Can the answer be as simple as just stop serving some customers or discontinue some products? Well not exactly, but close. It is in mapping the 2 analysis on each other that the magic happens. What if some of those 80% of customers, who really don’t contribute much to your revenue, are the ones that order loss generating products nobody else takes? These cherry pickers tremendously increase both your cost base and your working capital. They should be dealt with.
With the following 3 steps, you will be able to make more money by doing less. Get out your spreadsheets, and start mapping;
Analyse your product portfolio; Look at your products from a contribution point of view. In its simplest form, you take sales in volume multiplied by nominal margin (how much you earn per product in currency, no percentage) and plot it out. This will quickly show you which products contribute most to your profit, and allow you to do an ABC classification of your products.
Analyse your customer portfolio; Similar as step 1, plot you customers from high to low based on the profit they bring you per annum (or whatever time period makes sense in your business). Result is an ABC classification of your customers.

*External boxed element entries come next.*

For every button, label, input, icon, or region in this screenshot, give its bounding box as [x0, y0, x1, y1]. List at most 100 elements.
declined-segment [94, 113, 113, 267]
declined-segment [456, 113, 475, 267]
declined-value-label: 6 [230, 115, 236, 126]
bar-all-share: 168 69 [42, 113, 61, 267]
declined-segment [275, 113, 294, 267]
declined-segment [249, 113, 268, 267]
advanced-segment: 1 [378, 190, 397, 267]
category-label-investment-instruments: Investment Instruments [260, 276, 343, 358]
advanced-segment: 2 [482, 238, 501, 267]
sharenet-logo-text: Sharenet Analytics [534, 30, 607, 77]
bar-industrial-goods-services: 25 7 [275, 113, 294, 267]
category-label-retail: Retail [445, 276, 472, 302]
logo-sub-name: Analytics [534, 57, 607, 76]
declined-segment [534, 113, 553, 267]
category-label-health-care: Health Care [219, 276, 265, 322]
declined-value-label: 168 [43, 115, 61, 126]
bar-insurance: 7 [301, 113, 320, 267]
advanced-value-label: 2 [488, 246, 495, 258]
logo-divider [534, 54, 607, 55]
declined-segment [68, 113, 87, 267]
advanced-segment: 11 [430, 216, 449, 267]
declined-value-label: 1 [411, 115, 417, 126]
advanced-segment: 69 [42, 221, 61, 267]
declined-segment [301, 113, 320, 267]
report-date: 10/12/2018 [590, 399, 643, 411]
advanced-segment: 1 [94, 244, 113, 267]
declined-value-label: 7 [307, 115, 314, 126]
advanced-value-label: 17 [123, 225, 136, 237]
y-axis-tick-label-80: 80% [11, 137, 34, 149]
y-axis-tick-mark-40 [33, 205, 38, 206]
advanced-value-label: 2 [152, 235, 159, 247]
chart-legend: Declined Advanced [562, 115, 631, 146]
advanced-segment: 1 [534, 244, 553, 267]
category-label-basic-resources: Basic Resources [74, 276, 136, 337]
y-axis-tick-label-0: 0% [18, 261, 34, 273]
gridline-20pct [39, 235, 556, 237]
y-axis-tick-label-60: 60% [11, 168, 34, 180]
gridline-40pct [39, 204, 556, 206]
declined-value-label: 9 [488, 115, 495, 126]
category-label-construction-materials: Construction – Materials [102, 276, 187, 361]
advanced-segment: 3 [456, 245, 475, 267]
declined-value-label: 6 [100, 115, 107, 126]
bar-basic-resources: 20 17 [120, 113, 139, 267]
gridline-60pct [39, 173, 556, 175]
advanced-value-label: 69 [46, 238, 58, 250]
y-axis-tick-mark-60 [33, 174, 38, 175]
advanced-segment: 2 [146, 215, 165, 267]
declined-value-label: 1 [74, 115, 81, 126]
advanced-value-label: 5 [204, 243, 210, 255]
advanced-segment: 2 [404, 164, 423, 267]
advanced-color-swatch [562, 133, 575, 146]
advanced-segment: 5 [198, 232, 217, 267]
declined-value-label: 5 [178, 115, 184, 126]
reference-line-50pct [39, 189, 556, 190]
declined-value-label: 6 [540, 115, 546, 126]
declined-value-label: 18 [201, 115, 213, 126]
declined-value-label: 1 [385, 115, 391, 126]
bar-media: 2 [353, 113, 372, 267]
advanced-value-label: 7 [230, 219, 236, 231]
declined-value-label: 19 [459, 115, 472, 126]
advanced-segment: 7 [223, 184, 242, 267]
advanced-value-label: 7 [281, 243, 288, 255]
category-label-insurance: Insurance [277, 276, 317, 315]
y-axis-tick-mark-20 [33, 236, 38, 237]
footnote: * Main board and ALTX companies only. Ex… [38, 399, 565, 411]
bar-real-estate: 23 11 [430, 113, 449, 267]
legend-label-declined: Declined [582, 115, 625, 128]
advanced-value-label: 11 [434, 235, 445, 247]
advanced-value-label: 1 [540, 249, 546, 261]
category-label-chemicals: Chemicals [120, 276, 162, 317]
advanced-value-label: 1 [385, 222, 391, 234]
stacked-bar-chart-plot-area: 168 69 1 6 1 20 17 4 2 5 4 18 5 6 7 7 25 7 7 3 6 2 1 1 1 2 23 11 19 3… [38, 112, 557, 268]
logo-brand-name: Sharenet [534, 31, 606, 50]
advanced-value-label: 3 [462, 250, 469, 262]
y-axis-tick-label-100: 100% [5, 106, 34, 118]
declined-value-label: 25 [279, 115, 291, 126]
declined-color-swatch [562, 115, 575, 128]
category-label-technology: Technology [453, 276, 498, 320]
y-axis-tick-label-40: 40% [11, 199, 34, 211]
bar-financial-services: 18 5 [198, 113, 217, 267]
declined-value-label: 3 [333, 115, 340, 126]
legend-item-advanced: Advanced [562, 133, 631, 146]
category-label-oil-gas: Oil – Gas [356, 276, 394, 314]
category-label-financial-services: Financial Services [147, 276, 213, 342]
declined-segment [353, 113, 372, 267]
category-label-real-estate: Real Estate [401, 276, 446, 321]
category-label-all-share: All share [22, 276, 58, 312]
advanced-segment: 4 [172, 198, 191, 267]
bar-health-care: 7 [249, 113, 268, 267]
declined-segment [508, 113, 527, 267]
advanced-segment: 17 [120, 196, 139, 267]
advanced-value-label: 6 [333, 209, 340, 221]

Put the 2 together; learn which C-Customers only take C-products and which C-products are only purchased by C-customers
Behold the opportunity for doing less and making more money.

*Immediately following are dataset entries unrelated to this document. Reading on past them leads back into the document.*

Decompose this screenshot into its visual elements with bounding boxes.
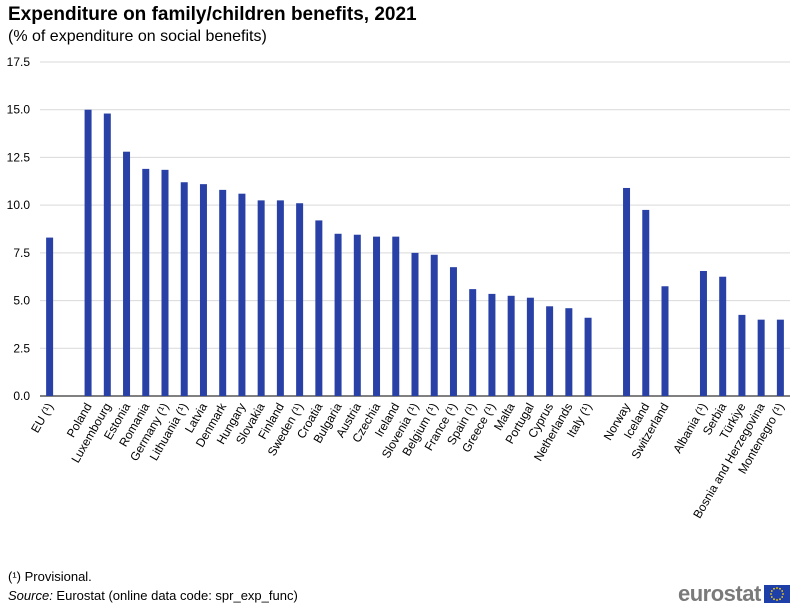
bar-chart: 0.0 2.5 5.0 7.5 10.0 12.5 15.0 17.5 EU (¹) Polan…	[7, 55, 790, 521]
bar	[238, 193, 246, 396]
bar	[449, 267, 457, 396]
bar	[507, 295, 515, 396]
bar	[719, 276, 727, 396]
bar	[142, 168, 150, 396]
bar	[46, 237, 54, 396]
bar	[219, 189, 227, 396]
bar	[103, 113, 111, 396]
category-labels: EU (¹) PolandLuxembourgEstoniaRomaniaGerm…	[28, 400, 787, 521]
bar	[469, 289, 477, 396]
source-text: Eurostat (online data code: spr_exp_func…	[52, 588, 298, 603]
bar	[180, 182, 188, 396]
y-tick-label: 12.5	[7, 150, 31, 164]
chart-subtitle: (% of expenditure on social benefits)	[8, 28, 267, 45]
y-tick-label: 10.0	[7, 198, 31, 212]
bar	[161, 169, 169, 396]
y-tick-label: 15.0	[7, 103, 31, 117]
bar	[84, 109, 92, 396]
bar	[199, 184, 207, 396]
eurostat-logo-text: eurostat	[678, 581, 761, 606]
bar	[430, 254, 438, 396]
bar	[296, 203, 304, 396]
bar	[526, 297, 534, 396]
y-tick-label: 2.5	[13, 341, 30, 355]
bar	[353, 234, 361, 396]
bar	[411, 252, 419, 396]
x-tick-label: EU (¹)	[28, 401, 56, 436]
bar	[257, 200, 265, 396]
bar	[738, 314, 746, 396]
bar	[661, 286, 669, 396]
bar	[276, 200, 284, 396]
y-tick-label: 17.5	[7, 55, 31, 69]
eurostat-logo[interactable]: eurostat	[678, 581, 790, 607]
y-tick-label: 5.0	[13, 294, 30, 308]
bar	[642, 209, 650, 396]
bar	[373, 236, 381, 396]
bar	[488, 293, 496, 396]
bar	[392, 236, 400, 396]
bars	[46, 109, 784, 396]
y-tick-label: 0.0	[13, 389, 30, 403]
source-line: Source: Eurostat (online data code: spr_…	[8, 588, 298, 603]
source-label: Source:	[8, 588, 53, 603]
bar	[334, 233, 342, 396]
bar	[584, 317, 592, 396]
bar	[315, 220, 323, 396]
bar	[623, 187, 631, 396]
bar	[123, 151, 131, 396]
footnote: (¹) Provisional.	[8, 569, 92, 584]
bar	[776, 319, 784, 396]
y-tick-label: 7.5	[13, 246, 30, 260]
bar	[565, 308, 573, 396]
chart-title: Expenditure on family/children benefits,…	[8, 4, 417, 25]
bar	[757, 319, 765, 396]
bar	[699, 270, 707, 396]
eu-flag-icon	[763, 585, 790, 603]
bar	[546, 306, 554, 396]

However, before you do anything rash like immediately kicking these C-classes out, talk to these customers. Find out if there is opportunity to grow, learn how they can contribute to your current or future success. Remember, it is easier to grow a customer than to find a new one. See if you can convert them to the path of profitability and steer them away from products or services that only cost you money. Only if all this fails, pull the plug, your CFO and shareholders will love you for it.